Esta crueldad que ejercen desde directivos hasta mandos altos y medios va desde prácticas como las llamadas mobbing (acoso laboral) y gaslighting (manipulación del sentido de realidad de una persona), hasta acoso laboral y el más vil maltrato. Sobran las historias de terror que entre colegas nos contamos. A todo esto se suma el ensañamiento económico, con pagos que llegan a retrasarse meses. Quienes se encuentran en cualquiera de estas circunstancias o —situación más frecuente de lo que me gustaría admitir aquí— en todas las anteriores, viven en un estado perpetuo de miedo en sus centros de trabajo, lo que tiene consecuencias emocionales e incluso físicas.
La realidad es que las violencias laborales tienden a ser encubiertas o se estigmatiza a quien las denuncia
EL ALTO ÍNDICE de rotación de personal que estas situaciones generan, ya sea por renuncias de quienes no toleran el atropello laboral o despidos cuya única lógica es cubrir plazas con un equipo propio, no sería aceptado en ninguna empresa. Es síntoma de una mala cultura organizacional, lo que de modo coloquial podríamos llamar un ambiente tóxico. Lamentablemente, pocas instituciones culturales tienen mecanismos para evaluarlo, mucho menos denunciarlo, y tampoco cuentan con protocolos claros para atenderlo. La realidad es que las violencias laborales tienden a ser encubiertas o, peor aún, se estigmatiza a quien las denuncia como una persona conflictiva o poco leal. En muchos casos también suele escucharse el clásico así se trabaja aquí.
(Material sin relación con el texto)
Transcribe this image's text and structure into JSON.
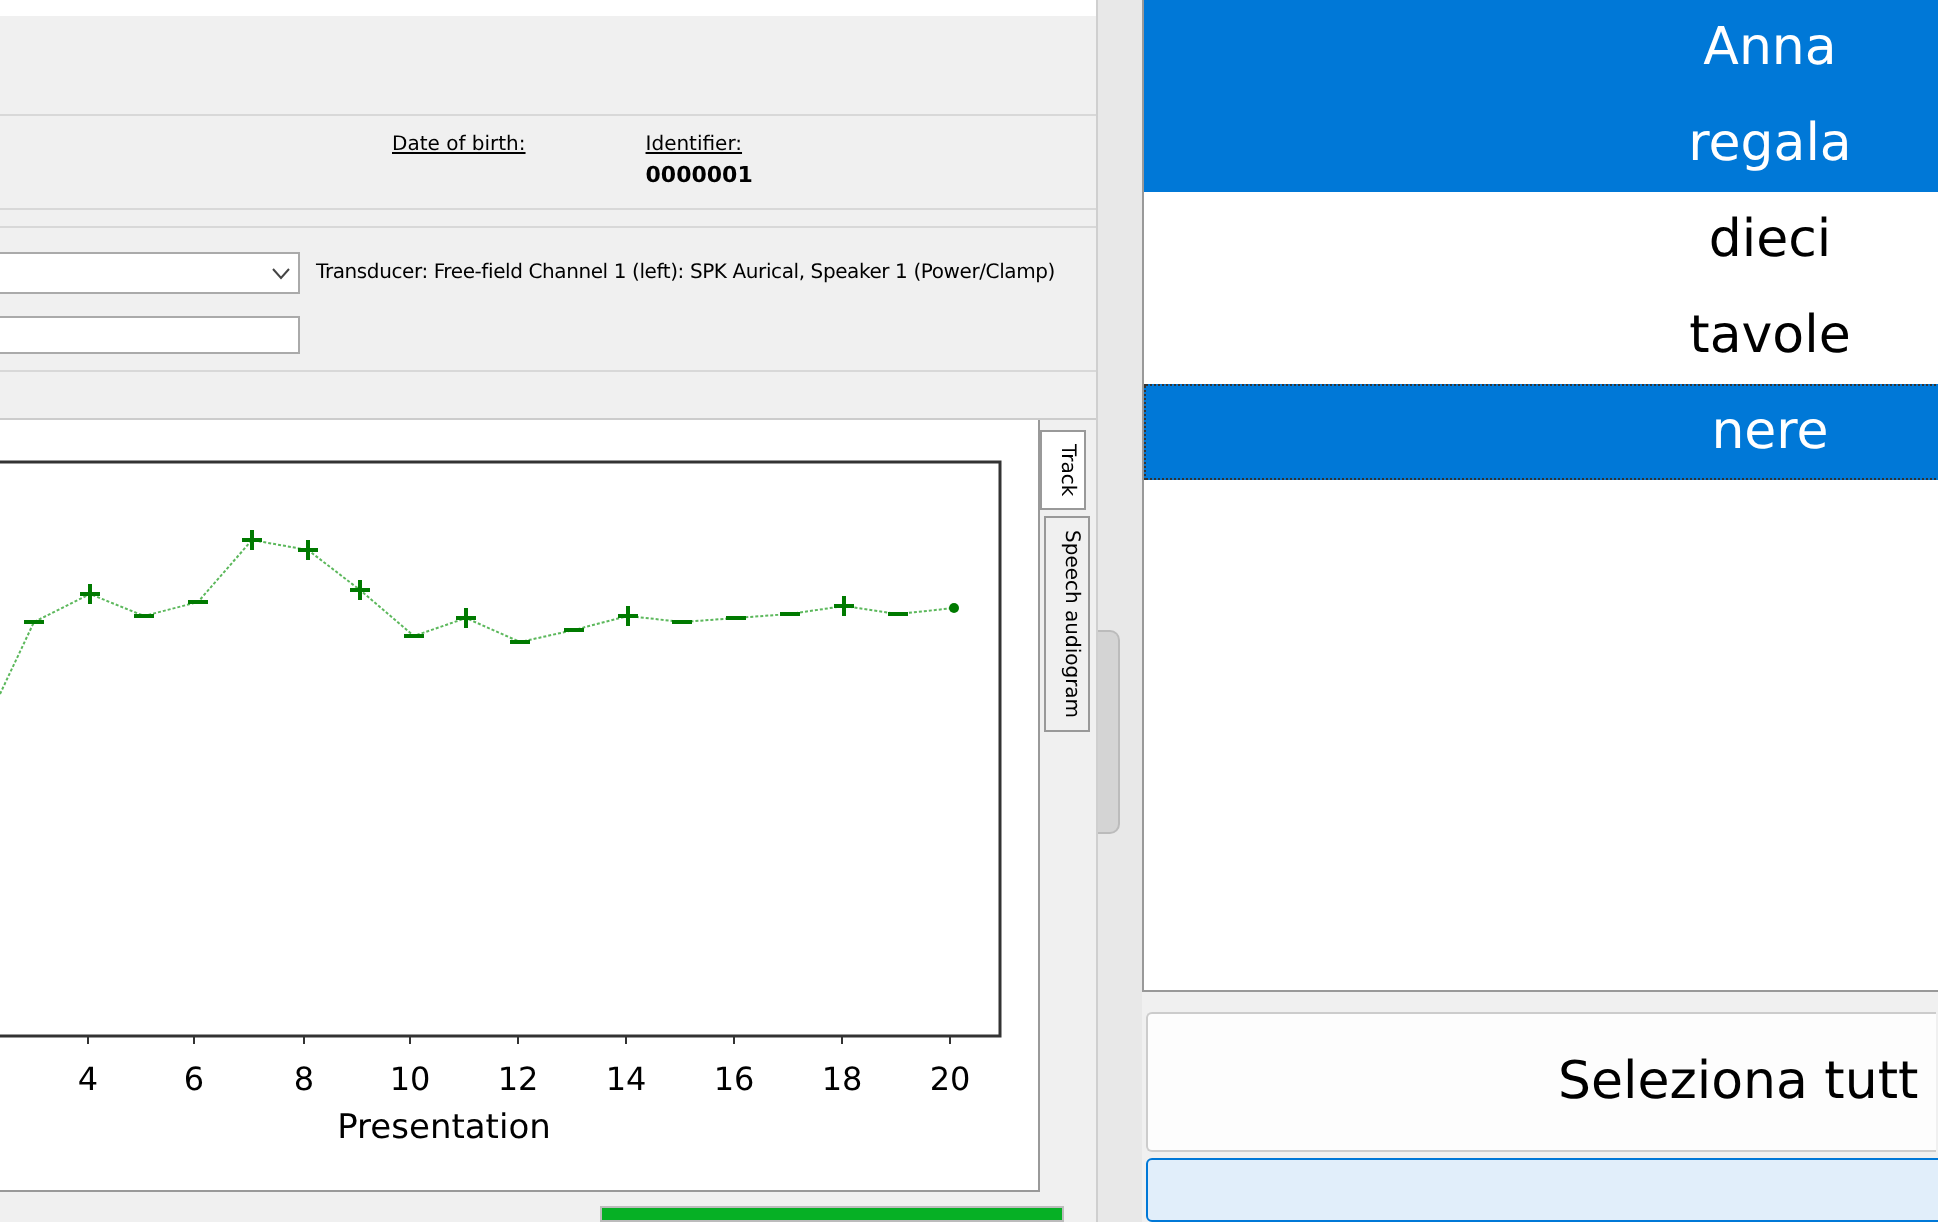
{
  "patient": {
    "fields": [
      {
        "label": "Date of birth:"
      },
      {
        "label": "Identifier:",
        "value": "0000001"
      }
    ]
  },
  "settings": {
    "transducer": "Transducer: Free-field  Channel 1 (left): SPK Aurical, Speaker 1 (Power/Clamp)"
  },
  "chart": {
    "xticks": [
      "4",
      "6",
      "8",
      "10",
      "12",
      "14",
      "16",
      "18",
      "20"
    ],
    "xlabel": "Presentation"
  },
  "side_tabs": [
    {
      "label": "Track",
      "selected": true
    },
    {
      "label": "Speech audiogram",
      "selected": false
    }
  ],
  "progress": {
    "level": 1
  },
  "words": [
    {
      "text": "Anna",
      "selected": true
    },
    {
      "text": "regala",
      "selected": true
    },
    {
      "text": "dieci",
      "selected": false
    },
    {
      "text": "tavole",
      "selected": false
    },
    {
      "text": "nere",
      "selected": true
    }
  ],
  "buttons": [
    "Seleziona tutt"
  ]
}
¿Por qué los trabajadores del sector cultural estamos dispuestos a tolerar tanta agresión laboral? La respuesta denota la perversidad de quienes la ejercen: porque para la mayoría de las personas que decidimos dedicarnos a la cultura no hay otra opción.
Estudiamos humanidades o carreras artísticas, nos apasiona lo que hacemos y profesionalmente no quisiéramos tomar otro rumbo. Muchos también tenemos una necesidad apremiante de trabajar. Esto lo saben muy bien y abusan de ello. Tomemos como ejemplo el caso de los arqueólogos; si se quieren dedicar a su profesión ellos, por ley, sólo pueden trabajar en el INAH. En otros ámbitos, como el de los museos, existen escasas oportunidades laborales fuera del sector público, donde la falta de presupuesto está a la orden del día. Ante estas situaciones, muchos hemos decidido tomar el camino del freelance en algún momento de nuestras carreras. No es fácil navegar en un país donde la cultura es vista como ornamental y, por lo tanto, nunca como sector prioritario para detonar el desarrollo y la prosperidad —aunque las cifras demuestren lo contrario.
El trabajo es un derecho y todos, sin importar qué carrera ejerzamos, merecemos llevarlo a cabo con dignidad. El sector cultural, aliado natural de los derechos humanos, no puede seguir operando bajo la cultura de la violencia.